Only one mission has brought back samples from a comet. This was NASA’s Stardust, which in 2003 collected dust that was escaping from comet Wild 2. The sample return capsule made it back in 2006 and included grains that seemed to have formed at high temperatures in the inner solar system before heading out to the cold comet-forming region, as well as traces of an amino acid—glycine—adding weight to the idea that comets could be source of the building blocks of life. Remarkably, the Stardust mother-ship was redirected to Tempel 1, the only comet to have been visited on two different occasions. In 2011 sent back pictures of the crater that had been made by Deep Impact’s impactor.

A view from Rosetta's navigation camera on 26 October, about 8 km above the comet's surface, from which range the field of view is less than 1 km across. (ESA)
A view from Rosetta's navigation camera on 26 October, about 8 km above the comet's surface, from which range the field of view is less than 1 km across. (ESA)

Rosetta Images

It is early days for Rosetta, and the team has yet to release more than a few images and other data from the main instruments. However navigation camera images reveal a startling landscape in far greater detail than has previously been achieved. There are boulders up to several meters in size, patchily distributed across the surface.

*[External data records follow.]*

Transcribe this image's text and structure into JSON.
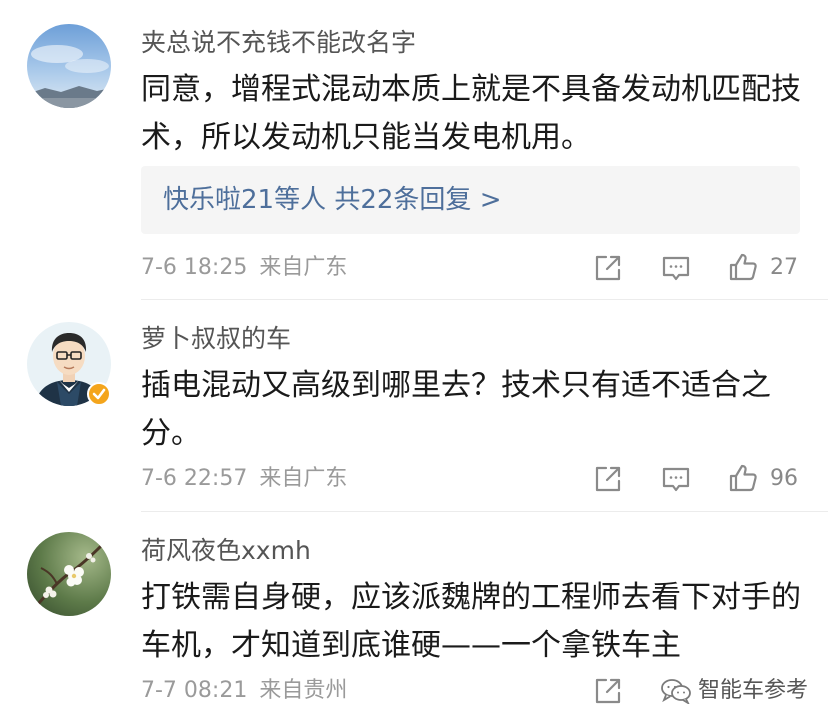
{
  "comments": [
    {
      "username": "夹总说不充钱不能改名字",
      "content": "同意，增程式混动本质上就是不具备发动机匹配技术，所以发动机只能当发电机用。",
      "replies": "快乐啦21等人 共22条回复 >",
      "time": "7-6 18:25",
      "location": "来自广东",
      "likes": "27",
      "verified": false
    },
    {
      "username": "萝卜叔叔的车",
      "content": "插电混动又高级到哪里去？技术只有适不适合之分。",
      "time": "7-6 22:57",
      "location": "来自广东",
      "likes": "96",
      "verified": true
    },
    {
      "username": "荷风夜色xxmh",
      "content": "打铁需自身硬，应该派魏牌的工程师去看下对手的车机，才知道到底谁硬——一个拿铁车主",
      "time": "7-7 08:21",
      "location": "来自贵州"
    }
  ],
  "watermark": {
    "text": "智能车参考"
  },
  "colors": {
    "link": "#4e6f9b",
    "meta": "#9a9a9a",
    "verified_badge": "#f4a51c",
    "reply_bg": "#f5f5f5"
  },
  "icons": {
    "share": "share-icon",
    "comment": "comment-icon",
    "like": "thumbs-up-icon",
    "badge": "verified-badge-icon",
    "watermark": "wechat-icon"
  }
}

Are they pure ice? Dust cemented by ice? Will the apparently smooth areas turn out to be just as rugged on a smaller scale when the Philae lander gets close enough to see finer detail? What are the exposed layers that can be seen in some areas, and how did they form? And how is all this compatible with the extremely low-bulk density of the comet, which Rosetta’s orbit and shape-mapping have revealed to be only about 40 percent the density of solid ice? The interior must be porous, but there’s precious little sign of that at the surface.